Wednesday, April 11, 2012
Douglas Messerli "Living in the Details" (on Beckett's Waiting for Godot)
living in the detailsby Douglas Messerli
Samuel Beckett Waiting for Godot / Los Angeles, Mark Taper Forum (the production I saw was on April 7, 2012)
Yet, for the first time in this moving production, I became aware of just how spare Beckett's great work truly is. My companion Howard, enjoying the first act, however commented on the obvious: "Beckett seems to have presented all his themes in the first few minutes. I can't imagine what he might have to say in the second act."
Well, I mused, "That's true. But his themes are really not what matter most. The fact that we live in a universe promising the return of a missing God, that some men, like Pozzo, are entirely about themselves, mean men of power who do nothing but to rule over other lives—while those themes are certainly there in Beckett's work, they are not central of the play at all. Suffering, despair, pain, boredom, yes, these are the givens of Beckett's universe, but they are not what makes his work so remarkable. It is the various ways, the numerous things we do each day to get through the suffering, despair, pain, boredom, loneliness, etc. that are at the center his plays and fictions. And that is everything, isn't it?"
By the end of the 2nd act, Howard, who had never before seen a production of the play, understood what I was talking about. Beckett, more than nearly any other playwright, takes chances in Waiting for Godot by so pruning down the play's large themes that the work almost mocks itself. Particularly Estragon, who is always about to or, at least, declaring himself ready to do so—even though his time apart from his long-time companion, Vladimir, results in endless beatings in a ditch—is reminded again and again by his friend that their existence on this bleak plateau with only a tree and a rock is to wait, to wait for Godot. That is their only purpose, despite the seeming meaninglessness of that. Whoever this Godot is, whether he is the personal God of vengeance (if they don't wait, Vladimir suggests at one point, they will be punished) or a New Testament God of love, it is clear that Godot may never come, may never return their patient and often impatient waiting on earth. He may not even be a loving God; after all, so we are told by the messenger boy, he beats the boy's brother. What kind of deity is that?

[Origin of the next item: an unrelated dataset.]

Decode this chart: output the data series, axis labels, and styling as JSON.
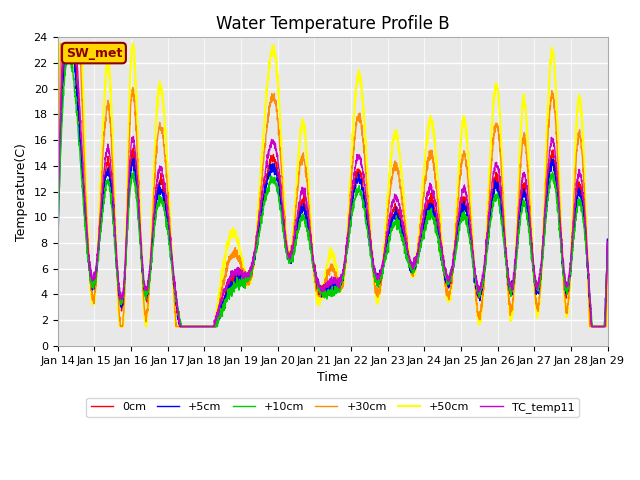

Such a structure, wherein the author reveals the creative act itself, is a dangerous one, particularly for an audience which may desire to be told everything, to be led forward by the author himself. In Waiting for Godot, however, the audience is put on edge, wondering what these two fools will come up with next, how will the plot move forward, how will they get through yet another day? But in that wonderment, the audience members are forced to reimagine their own lives. Even the theater piece they are attending is a kind of way to pass the time, to move forward through the day. They too must go home, eat a carrot, chew on a piece of radish, crawl into the ditch of their beds to be pummeled in lonely dreams throughout the night. Some may even contemplate bringing it all to an end. But most will arise to meet again, to work, to talk and haggle, cry and laugh, just like the two clowns of Beckett's play do through the two days we witness of their lives.